Resulta imprescindible ir cambiando la cultura de los planificadores y diseñadores urbanos para que incluyan entre sus variables del plan (por ejemplo, en las ordenanzas) o del proyecto, consideraciones relativas a la impermeabilización del suelo de nuestras ciudades. Ya no sólo por razones de eficiencia sino también por otras relacionadas con la realidad de nuestro planeta. Existen muchos niños que viven en casas cuya única relación con la naturaleza es una maceta. Que bajan a la calle a jugar en unos aparatos prefabricados situados sobre una capa de arena lavada (e incluso desinfectada), o sobre unas losetas de caucho o de material plástico.
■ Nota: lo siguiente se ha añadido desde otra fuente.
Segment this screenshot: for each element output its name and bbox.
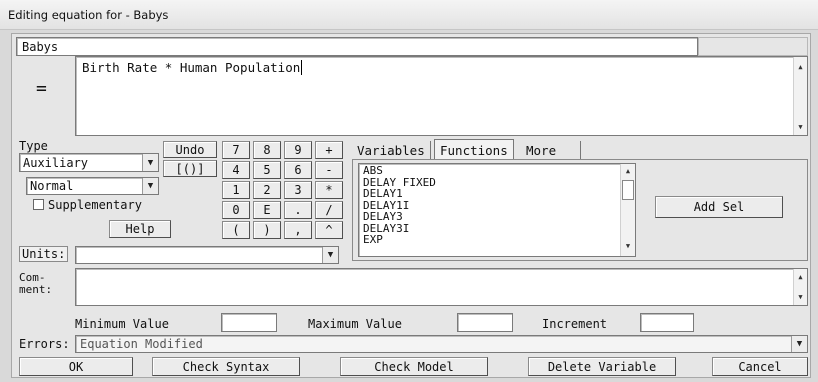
key-0[interactable]: 0 [222, 201, 250, 219]
arrow-down-icon[interactable]: ▼ [621, 242, 635, 251]
key-5[interactable]: 5 [253, 161, 281, 179]
type-label: Type [19, 139, 48, 153]
comment-scrollbar[interactable]: ▲ ▼ [793, 269, 807, 305]
name-field-extension [698, 37, 808, 56]
type-dropdown[interactable]: Auxiliary ▼ [19, 153, 159, 172]
equation-editor[interactable]: Birth Rate * Human Population [75, 56, 808, 136]
key-1[interactable]: 1 [222, 181, 250, 199]
units-dropdown[interactable]: ▼ [75, 246, 339, 264]
check-model-button[interactable]: Check Model [340, 357, 488, 376]
check-syntax-button[interactable]: Check Syntax [152, 357, 300, 376]
key-9[interactable]: 9 [284, 141, 312, 159]
list-item[interactable]: DELAY FIXED [363, 176, 631, 189]
keypad: 7 8 9 + 4 5 6 - 1 2 3 * 0 E . / ( ) , ^ [222, 141, 344, 241]
functions-scrollbar[interactable]: ▲ ▼ [620, 164, 635, 256]
list-item[interactable]: DELAY3I [363, 222, 631, 235]
key-open-paren[interactable]: ( [222, 221, 250, 239]
arrow-up-icon[interactable]: ▲ [794, 63, 807, 72]
arrow-down-icon[interactable]: ▼ [794, 293, 807, 302]
key-comma[interactable]: , [284, 221, 312, 239]
key-e[interactable]: E [253, 201, 281, 219]
supplementary-checkbox[interactable] [33, 199, 44, 210]
errors-label: Errors: [19, 337, 70, 351]
scroll-thumb[interactable] [622, 180, 634, 200]
arrow-down-icon[interactable]: ▼ [794, 123, 807, 132]
variable-name-field[interactable]: Babys [16, 37, 698, 56]
window-title: Editing equation for - Babys [0, 0, 818, 30]
key-minus[interactable]: - [315, 161, 343, 179]
comment-field[interactable] [75, 268, 808, 306]
comment-label-line2: ment: [19, 283, 53, 296]
errors-dropdown[interactable]: Equation Modified ▼ [75, 335, 808, 353]
subtype-selected: Normal [30, 179, 74, 193]
list-item[interactable]: EXP [363, 234, 631, 246]
maximum-value-field[interactable] [457, 313, 513, 332]
add-sel-button[interactable]: Add Sel [655, 196, 783, 218]
ok-button[interactable]: OK [19, 357, 133, 376]
key-8[interactable]: 8 [253, 141, 281, 159]
list-item[interactable]: DELAY1 [363, 188, 631, 200]
increment-field[interactable] [640, 313, 694, 332]
undo-button[interactable]: Undo [163, 141, 217, 158]
key-2[interactable]: 2 [253, 181, 281, 199]
units-value [76, 247, 322, 263]
equation-text: Birth Rate * Human Population [82, 60, 301, 75]
tab-more[interactable]: More [521, 141, 581, 160]
subtype-dropdown[interactable]: Normal ▼ [26, 177, 159, 195]
variable-name-text: Babys [22, 40, 59, 54]
cancel-button[interactable]: Cancel [712, 357, 808, 376]
minimum-value-label: Minimum Value [75, 317, 169, 331]
tab-variables[interactable]: Variables [352, 141, 431, 160]
delete-variable-button[interactable]: Delete Variable [528, 357, 676, 376]
errors-value: Equation Modified [80, 337, 203, 351]
equation-scrollbar[interactable]: ▲ ▼ [793, 57, 807, 135]
supplementary-label: Supplementary [48, 198, 142, 212]
minimum-value-field[interactable] [221, 313, 277, 332]
key-close-paren[interactable]: ) [253, 221, 281, 239]
key-3[interactable]: 3 [284, 181, 312, 199]
text-caret [301, 60, 303, 75]
list-item[interactable]: ABS [363, 165, 631, 177]
list-item[interactable]: DELAY1I [363, 199, 631, 212]
brackets-button[interactable]: [()] [163, 160, 217, 177]
chevron-down-icon[interactable]: ▼ [142, 154, 158, 171]
comment-label: Com- ment: [19, 272, 52, 296]
maximum-value-label: Maximum Value [308, 317, 402, 331]
key-caret[interactable]: ^ [315, 221, 343, 239]
chevron-down-icon[interactable]: ▼ [322, 247, 338, 263]
key-dot[interactable]: . [284, 201, 312, 219]
arrow-up-icon[interactable]: ▲ [621, 167, 635, 176]
arrow-up-icon[interactable]: ▲ [794, 273, 807, 282]
key-divide[interactable]: / [315, 201, 343, 219]
key-4[interactable]: 4 [222, 161, 250, 179]
chevron-down-icon[interactable]: ▼ [791, 336, 807, 352]
key-multiply[interactable]: * [315, 181, 343, 199]
functions-list[interactable]: ABS DELAY FIXED DELAY1 DELAY1I DELAY3 DE… [358, 163, 636, 257]
list-item[interactable]: DELAY3 [363, 211, 631, 223]
tab-functions[interactable]: Functions [434, 139, 514, 160]
equals-sign: = [36, 78, 47, 99]
help-button[interactable]: Help [109, 220, 171, 238]
chevron-down-icon[interactable]: ▼ [142, 178, 158, 194]
type-selected: Auxiliary [23, 156, 89, 170]
key-6[interactable]: 6 [284, 161, 312, 179]
key-plus[interactable]: + [315, 141, 343, 159]
increment-label: Increment [542, 317, 608, 331]
units-label: Units: [19, 246, 69, 262]
key-7[interactable]: 7 [222, 141, 250, 159]
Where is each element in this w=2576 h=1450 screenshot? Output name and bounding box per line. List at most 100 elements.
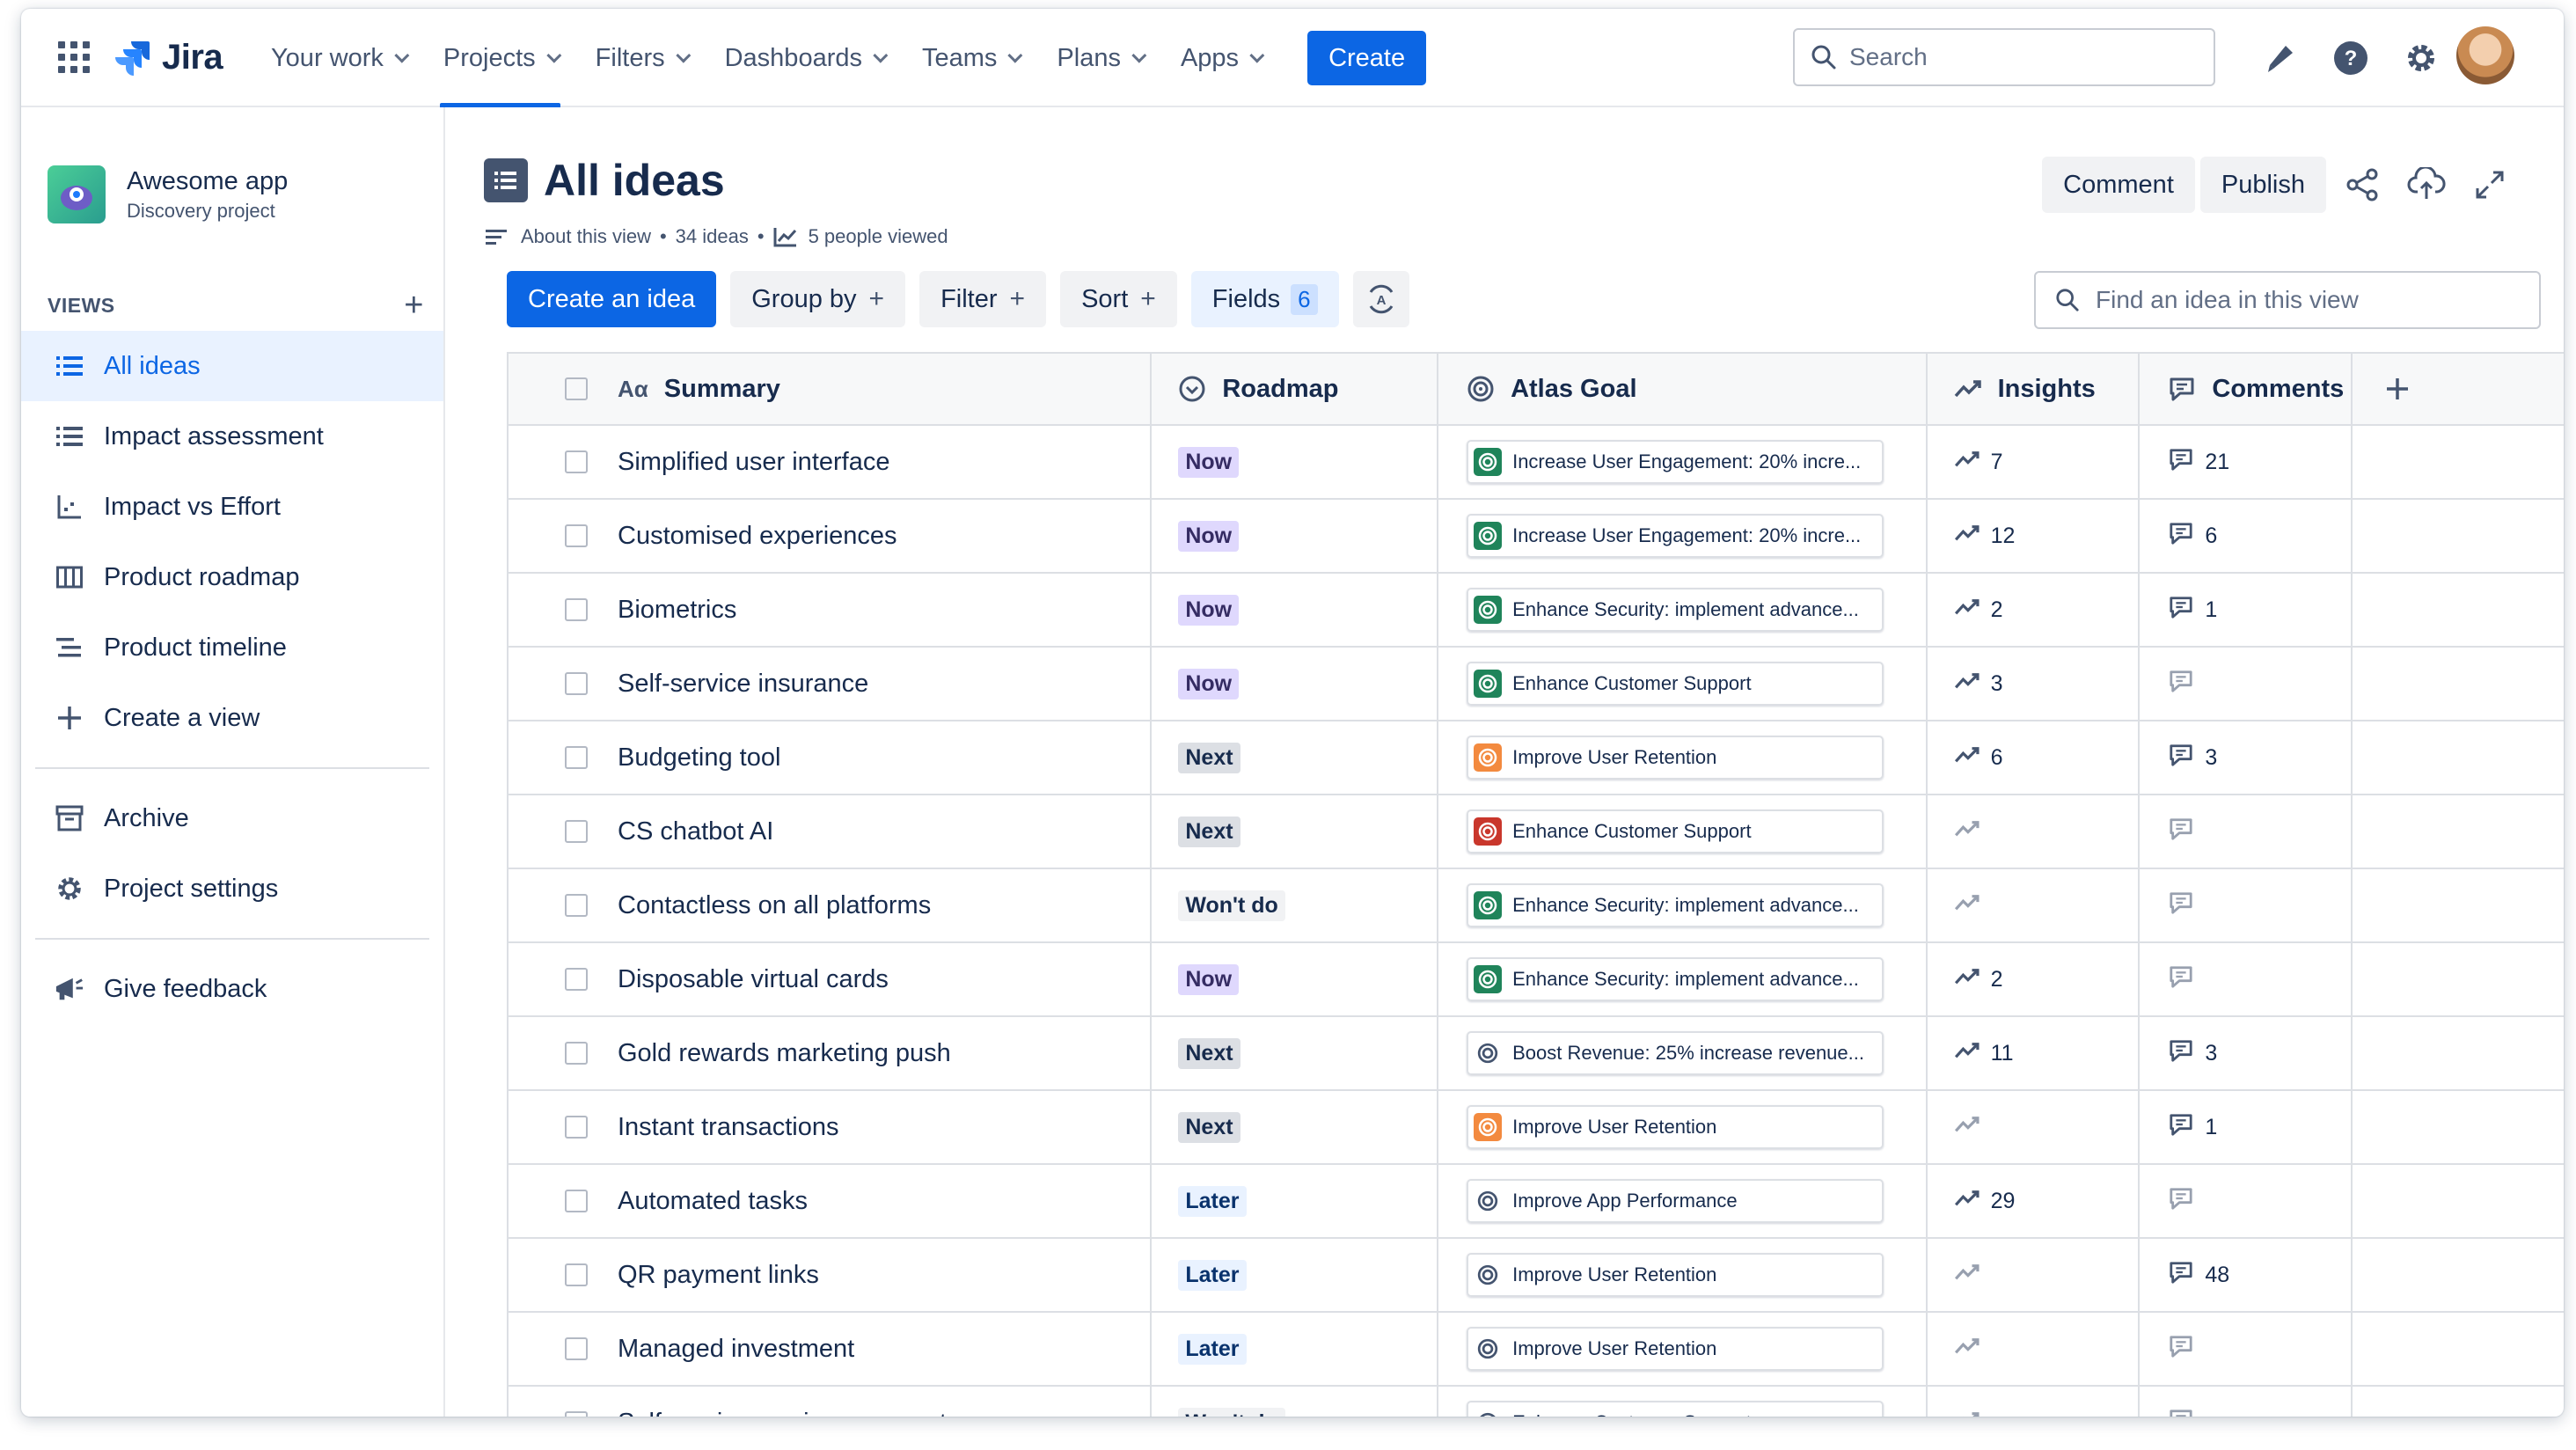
column-header-roadmap[interactable]: Roadmap [1152, 354, 1439, 424]
row-checkbox[interactable] [565, 524, 588, 547]
summary-cell[interactable]: Instant transactions [509, 1091, 1153, 1163]
nav-your-work[interactable]: Your work [252, 9, 424, 107]
summary-cell[interactable]: Disposable virtual cards [509, 943, 1153, 1015]
row-checkbox[interactable] [565, 1042, 588, 1065]
row-checkbox[interactable] [565, 820, 588, 843]
goal-chip[interactable]: Increase User Engagement: 20% incre... [1467, 514, 1884, 558]
row-checkbox[interactable] [565, 1263, 588, 1286]
jira-logo[interactable]: Jira [113, 35, 223, 79]
roadmap-cell[interactable]: Now [1152, 574, 1439, 646]
column-header-atlas-goal[interactable]: Atlas Goal [1438, 354, 1928, 424]
sidebar-item-all-ideas[interactable]: All ideas [21, 331, 443, 401]
summary-cell[interactable]: Biometrics [509, 574, 1153, 646]
comments-cell[interactable] [2140, 1313, 2353, 1385]
insights-cell[interactable] [1928, 1387, 2141, 1417]
comments-cell[interactable]: 3 [2140, 1017, 2353, 1089]
goal-cell[interactable]: Improve User Retention [1438, 1239, 1928, 1311]
user-avatar[interactable] [2456, 26, 2514, 84]
goal-cell[interactable]: Improve User Retention [1438, 1091, 1928, 1163]
goal-chip[interactable]: Enhance Security: implement advance... [1467, 883, 1884, 927]
idea-summary[interactable]: Disposable virtual cards [618, 965, 889, 994]
sidebar-item-archive[interactable]: Archive [21, 783, 443, 853]
comments-cell[interactable]: 21 [2140, 426, 2353, 498]
summary-cell[interactable]: Managed investment [509, 1313, 1153, 1385]
sidebar-item-give-feedback[interactable]: Give feedback [21, 954, 443, 1024]
comments-cell[interactable] [2140, 943, 2353, 1015]
create-idea-button[interactable]: Create an idea [507, 271, 717, 327]
roadmap-cell[interactable]: Next [1152, 1017, 1439, 1089]
roadmap-cell[interactable]: Later [1152, 1313, 1439, 1385]
column-header-insights[interactable]: Insights [1928, 354, 2141, 424]
insights-cell[interactable]: 2 [1928, 574, 2141, 646]
goal-chip[interactable]: Improve User Retention [1467, 1105, 1884, 1149]
goal-cell[interactable]: Improve App Performance [1438, 1165, 1928, 1237]
idea-summary[interactable]: Simplified user interface [618, 448, 889, 477]
idea-summary[interactable]: QR payment links [618, 1261, 819, 1290]
table-row[interactable]: Self service: savings accounts Won't do En… [509, 1387, 2564, 1417]
comments-cell[interactable]: 3 [2140, 721, 2353, 794]
idea-summary[interactable]: Managed investment [618, 1335, 854, 1364]
roadmap-cell[interactable]: Next [1152, 1091, 1439, 1163]
autosort-icon[interactable]: A [1352, 271, 1409, 327]
roadmap-cell[interactable]: Later [1152, 1239, 1439, 1311]
insights-cell[interactable] [1928, 1091, 2141, 1163]
column-header-comments[interactable]: Comments [2140, 354, 2353, 424]
idea-summary[interactable]: Customised experiences [618, 522, 897, 551]
nav-teams[interactable]: Teams [903, 9, 1037, 107]
insights-cell[interactable]: 29 [1928, 1165, 2141, 1237]
about-view-link[interactable]: About this view [521, 225, 651, 248]
sort-button[interactable]: Sort + [1060, 271, 1177, 327]
goal-chip[interactable]: Improve App Performance [1467, 1179, 1884, 1223]
nav-projects[interactable]: Projects [424, 9, 576, 107]
insights-cell[interactable]: 11 [1928, 1017, 2141, 1089]
create-button[interactable]: Create [1307, 31, 1427, 85]
summary-cell[interactable]: Gold rewards marketing push [509, 1017, 1153, 1089]
idea-summary[interactable]: Self-service insurance [618, 670, 868, 699]
comments-cell[interactable] [2140, 869, 2353, 941]
goal-chip[interactable]: Enhance Customer Support [1467, 662, 1884, 706]
goal-chip[interactable]: Enhance Security: implement advance... [1467, 957, 1884, 1001]
sidebar-item-create-view[interactable]: Create a view [21, 683, 443, 753]
find-idea-input[interactable]: Find an idea in this view [2034, 271, 2541, 329]
goal-cell[interactable]: Improve User Retention [1438, 721, 1928, 794]
row-checkbox[interactable] [565, 894, 588, 917]
goal-cell[interactable]: Increase User Engagement: 20% incre... [1438, 426, 1928, 498]
idea-summary[interactable]: Automated tasks [618, 1187, 808, 1216]
table-row[interactable]: Instant transactions Next Improve User Ret… [509, 1091, 2564, 1165]
add-column-icon[interactable] [2384, 376, 2411, 402]
table-row[interactable]: Biometrics Now Enhance Security: implement… [509, 574, 2564, 648]
settings-gear-icon[interactable] [2402, 39, 2441, 77]
roadmap-cell[interactable]: Next [1152, 721, 1439, 794]
fullscreen-icon[interactable] [2458, 157, 2521, 213]
publish-button[interactable]: Publish [2199, 157, 2326, 213]
goal-chip[interactable]: Increase User Engagement: 20% incre... [1467, 440, 1884, 484]
table-row[interactable]: Contactless on all platforms Won't do Enha… [509, 869, 2564, 943]
summary-cell[interactable]: Self-service insurance [509, 648, 1153, 720]
insights-cell[interactable] [1928, 1313, 2141, 1385]
group-by-button[interactable]: Group by + [730, 271, 906, 327]
nav-dashboards[interactable]: Dashboards [706, 9, 903, 107]
row-checkbox[interactable] [565, 598, 588, 621]
add-view-icon[interactable]: + [404, 289, 424, 322]
filter-button[interactable]: Filter + [919, 271, 1047, 327]
summary-cell[interactable]: CS chatbot AI [509, 795, 1153, 868]
global-search-input[interactable]: Search [1793, 28, 2215, 86]
table-row[interactable]: Customised experiences Now Increase User E… [509, 500, 2564, 574]
nav-plans[interactable]: Plans [1037, 9, 1161, 107]
row-checkbox[interactable] [565, 746, 588, 769]
help-icon[interactable]: ? [2331, 39, 2370, 77]
roadmap-cell[interactable]: Now [1152, 426, 1439, 498]
insights-cell[interactable]: 6 [1928, 721, 2141, 794]
insights-cell[interactable] [1928, 795, 2141, 868]
roadmap-cell[interactable]: Later [1152, 1165, 1439, 1237]
goal-chip[interactable]: Enhance Customer Support [1467, 1401, 1884, 1417]
notifications-icon[interactable] [2261, 39, 2300, 77]
goal-chip[interactable]: Enhance Security: implement advance... [1467, 588, 1884, 632]
summary-cell[interactable]: Customised experiences [509, 500, 1153, 572]
roadmap-cell[interactable]: Won't do [1152, 869, 1439, 941]
comments-cell[interactable]: 6 [2140, 500, 2353, 572]
goal-chip[interactable]: Improve User Retention [1467, 736, 1884, 780]
insights-cell[interactable] [1928, 869, 2141, 941]
row-checkbox[interactable] [565, 672, 588, 695]
goal-chip[interactable]: Improve User Retention [1467, 1253, 1884, 1297]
Que pasean con sus padres sobre unas aceras pavimentadas con baldosas hidráulicas y en las cuales se han dejado unos pequeños agujeros tapados con rejas de hierro de los que salen unos pobres árboles (que José Martínez Sarandeses calificaba de “estrangulados por la ciudad”) que casi parecen más una parte del mobiliario urbano que un ser vivo. Luego no es extraño que cuando vuelvan a casa se coman literalmente la tierra de las macetas. Es que, sencillamente, la Tierra les resulta ajena.